Scelza was introduced to the intense, competitive world of wheelchair basketball while he was at the Edwin Shaw Hospital for Rehabilitation in Akron, Ohio, recovering from his injuries. “I met some of the guys on the hospital team and they sort of took me under their wing,” he says. Before long, he was playing with the Cleveland Wheelchair Cavs competing all over the country. “There’s a misconception that it’s just people moving around slowly in wheelchairs, but it’s an active and aggressive game,” says Scelza. “We take it very seriously.”

People with complete spinal cord injuries like Scelza’s often have little or no leg function, so aerobic workouts can be difficult, because they cannot work the large muscles in their legs. That rules out treadmills and stair-climbing machines, but Scelza says basketball, swimming and upper extremity machines are good alternatives.

Some people with a spinal cord injury can benefit from new technology, which uses electrical stimulation of leg muscles as an exercise aid. When muscles aren’t used, they tend to atrophy, but electrical impulses cause the muscle to contract, building bulk and increasing metabolic activity.

“It looks very positive in terms of building aerobic and cardiovascular capacity, because it allows people who have no use of their legs to actually pedal a recumbent bicycle,” adds Scelza. “But it’s important to work with people who are familiar with this technology and know how to use it safely.”

During his U-M residency, Scelza led a study to identify barriers to physical fitness for patients with spinal cord injuries. The study was part of the Wellness with Spinal Cord Injury Project, a two-year clinical trial started in 2001 by Denise Tate, Ph.D., a professor and director of research in the U-M Medical School’s Department of Physical Medicine and Rehabilitation. Funded by the U-M Investment Venture Fund, the project is designed to determine the most effective methods of helping people with spinal cord injuries improve their health with nutrition, exercise and lifestyle changes.

The study surveyed 72 spinal cord injury patients participating in the wellness program in the U-M Health System. “We found that most people want to exercise, but things get in their way. They are afraid of getting hurt or don’t know what to do and how to start,” says Scelza. “Often, there is a lack of motivation or energy. Lack of accessibility to facilities with proper equipment or knowledgeable people who can help them develop a directed exercise program are additional barriers.
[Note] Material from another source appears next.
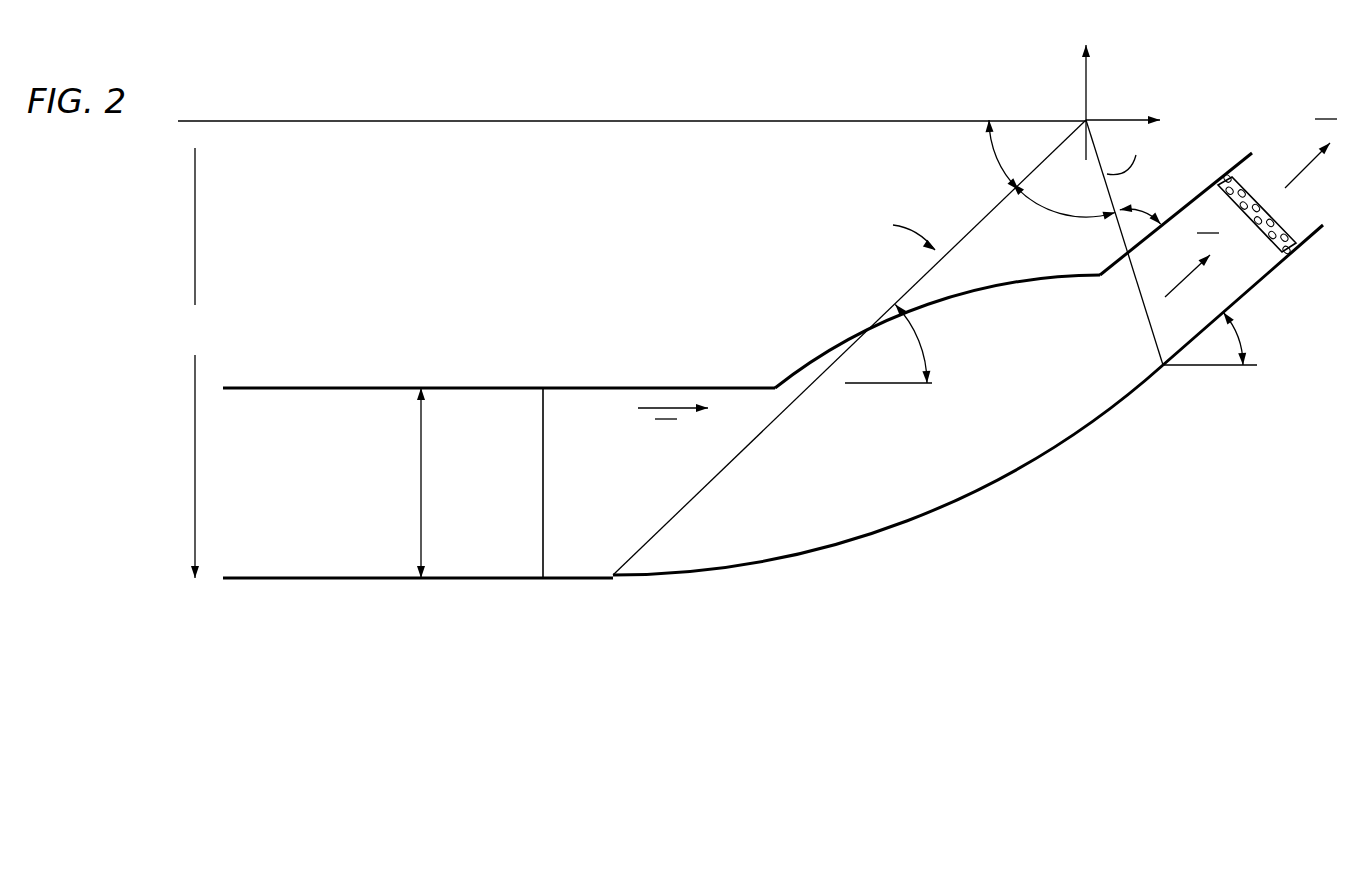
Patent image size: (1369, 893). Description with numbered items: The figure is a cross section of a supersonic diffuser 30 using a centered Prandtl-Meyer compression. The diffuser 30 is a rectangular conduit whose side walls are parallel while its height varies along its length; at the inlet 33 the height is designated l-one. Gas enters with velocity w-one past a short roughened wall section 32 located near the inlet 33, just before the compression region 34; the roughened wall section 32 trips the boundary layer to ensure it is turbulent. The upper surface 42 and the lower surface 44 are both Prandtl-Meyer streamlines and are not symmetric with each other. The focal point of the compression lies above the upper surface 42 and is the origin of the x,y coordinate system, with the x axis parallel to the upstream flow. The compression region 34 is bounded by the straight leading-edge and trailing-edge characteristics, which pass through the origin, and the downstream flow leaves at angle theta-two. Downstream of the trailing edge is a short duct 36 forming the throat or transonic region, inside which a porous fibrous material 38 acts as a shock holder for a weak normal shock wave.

And less than half the patients we surveyed said their physician encouraged them to exercise.”

Scelza’s bottom line message is that exercise and physical fitness are important whether you walk or roll through life. “People with spinal cord injuries are just as susceptible to heart disease and diabetes as everyone else,” he says. “Regular exercise improves their overall health and quality of life, and leaves them in better condition to benefit from new treatments for their injury.”